Pinchbeck attributes DOOM’s success to four factors. First, because it “is the result of a profound and deep integration between technology, art, and design,” he writes. “Even DOOM’s mediocre levels work because the fundamentals of its gameplay are so well balanced and operate so fluidly.”
Second, DOOM’s gameplay is short and punchy; third, it makes use of a “bag of neat tricks” without repeating any of them; and fourth, gameplay doesn’t revolve around a gimmick, such as physics puzzles.
While DOOM 2 saw success as well, Pinchbeck discusses why he believes that DOOM 3, which was meant as a modern reimagining of DOOM, doesn’t quite recreate the DOOM experience. Although the overarching concept remains the same, the “moment-by-moment action of DOOM 3 is quite different.” He attributes this to tighter level design, fewer monsters, and changes in the way monsters are placed and spawned into the game.

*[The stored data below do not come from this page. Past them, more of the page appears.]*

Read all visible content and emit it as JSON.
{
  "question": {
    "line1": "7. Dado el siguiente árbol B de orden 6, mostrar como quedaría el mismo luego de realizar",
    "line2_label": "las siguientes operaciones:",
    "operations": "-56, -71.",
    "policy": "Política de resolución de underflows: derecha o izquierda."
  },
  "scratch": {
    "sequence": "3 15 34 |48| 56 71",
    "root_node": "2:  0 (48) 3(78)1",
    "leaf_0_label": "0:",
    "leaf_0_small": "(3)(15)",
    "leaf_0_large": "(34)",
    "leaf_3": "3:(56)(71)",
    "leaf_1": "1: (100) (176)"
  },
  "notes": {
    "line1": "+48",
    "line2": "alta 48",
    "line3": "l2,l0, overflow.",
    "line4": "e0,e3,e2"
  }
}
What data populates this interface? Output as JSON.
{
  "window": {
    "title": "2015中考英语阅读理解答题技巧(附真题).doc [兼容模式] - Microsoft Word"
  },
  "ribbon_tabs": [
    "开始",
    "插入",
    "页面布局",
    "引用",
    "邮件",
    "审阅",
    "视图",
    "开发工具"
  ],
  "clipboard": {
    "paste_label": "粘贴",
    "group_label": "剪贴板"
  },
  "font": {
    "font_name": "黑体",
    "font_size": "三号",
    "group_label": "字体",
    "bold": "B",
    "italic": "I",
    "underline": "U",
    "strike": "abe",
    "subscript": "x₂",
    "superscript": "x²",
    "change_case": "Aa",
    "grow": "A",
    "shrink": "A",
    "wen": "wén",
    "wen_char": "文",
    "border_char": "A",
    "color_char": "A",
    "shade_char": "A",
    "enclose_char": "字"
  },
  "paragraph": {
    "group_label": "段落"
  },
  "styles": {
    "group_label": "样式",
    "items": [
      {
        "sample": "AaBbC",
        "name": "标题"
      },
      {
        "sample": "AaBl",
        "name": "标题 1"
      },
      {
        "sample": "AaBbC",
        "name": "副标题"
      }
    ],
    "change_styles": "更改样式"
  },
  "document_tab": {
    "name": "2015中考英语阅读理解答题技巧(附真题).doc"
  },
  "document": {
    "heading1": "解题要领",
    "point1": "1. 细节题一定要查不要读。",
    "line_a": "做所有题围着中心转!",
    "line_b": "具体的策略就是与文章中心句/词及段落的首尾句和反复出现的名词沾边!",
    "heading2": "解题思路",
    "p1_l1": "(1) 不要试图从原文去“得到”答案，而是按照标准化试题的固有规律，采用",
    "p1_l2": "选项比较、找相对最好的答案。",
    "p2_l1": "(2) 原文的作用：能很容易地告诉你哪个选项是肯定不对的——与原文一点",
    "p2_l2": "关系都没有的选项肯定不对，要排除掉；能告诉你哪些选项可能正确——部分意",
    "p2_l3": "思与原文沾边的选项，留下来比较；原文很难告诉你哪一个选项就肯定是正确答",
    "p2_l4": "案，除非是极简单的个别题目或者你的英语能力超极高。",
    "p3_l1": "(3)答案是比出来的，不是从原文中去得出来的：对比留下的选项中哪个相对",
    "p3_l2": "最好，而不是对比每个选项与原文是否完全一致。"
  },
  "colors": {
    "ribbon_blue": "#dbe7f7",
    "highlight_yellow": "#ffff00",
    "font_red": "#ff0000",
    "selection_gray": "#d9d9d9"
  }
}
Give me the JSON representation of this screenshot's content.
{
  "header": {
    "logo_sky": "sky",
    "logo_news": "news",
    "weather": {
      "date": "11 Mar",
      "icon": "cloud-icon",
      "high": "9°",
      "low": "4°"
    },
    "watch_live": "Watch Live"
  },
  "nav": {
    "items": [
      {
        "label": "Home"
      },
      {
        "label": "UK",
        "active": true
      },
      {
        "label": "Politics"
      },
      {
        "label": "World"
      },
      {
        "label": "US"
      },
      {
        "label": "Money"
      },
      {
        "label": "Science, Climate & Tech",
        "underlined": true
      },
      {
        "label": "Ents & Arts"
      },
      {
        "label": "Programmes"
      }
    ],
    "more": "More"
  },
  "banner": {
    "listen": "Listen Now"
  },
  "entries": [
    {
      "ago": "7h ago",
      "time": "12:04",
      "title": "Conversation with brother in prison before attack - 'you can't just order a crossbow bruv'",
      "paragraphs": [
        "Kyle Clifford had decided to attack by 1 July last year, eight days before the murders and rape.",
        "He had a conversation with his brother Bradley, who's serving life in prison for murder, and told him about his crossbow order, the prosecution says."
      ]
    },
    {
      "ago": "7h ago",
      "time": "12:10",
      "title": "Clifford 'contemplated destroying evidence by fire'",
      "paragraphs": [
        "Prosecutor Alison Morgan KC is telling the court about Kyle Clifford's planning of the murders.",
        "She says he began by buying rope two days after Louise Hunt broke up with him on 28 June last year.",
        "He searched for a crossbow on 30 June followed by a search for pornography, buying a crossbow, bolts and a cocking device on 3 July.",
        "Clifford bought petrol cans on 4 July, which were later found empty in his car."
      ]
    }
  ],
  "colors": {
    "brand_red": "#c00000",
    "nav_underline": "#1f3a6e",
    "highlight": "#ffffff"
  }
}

To clarify the last point, Pinchbeck quotes Sandy Petersen:
“In DOOM, you always had fair warning before monsters popped in to kill you. In later shooters, designers would often just teleport in a monster behind you without warning. Sure such a monster can kill you, but how can you prepare for it? Where is the tension?”
If you’re not killing monsters in DOOM, then you’re killing other players. DOOM was the first game to bring Deathmatch to the FPS genre — although the term Deathmatch was first used in 1982 to describe battle in Triple Action Biplanes, Pinchbeck writes. Ironically, however, given how Deathmatch has since taken off, multiplayer was added into DOOM during a very late stage of development, and only because the dev team had a personal interest in it. Sandy Petersen, who designed 19 levels for DOOM, said:
“We firmly believed that 99 percent of all players would only ever do single-player. We only put multiplayer into the game because we, personally, liked it.”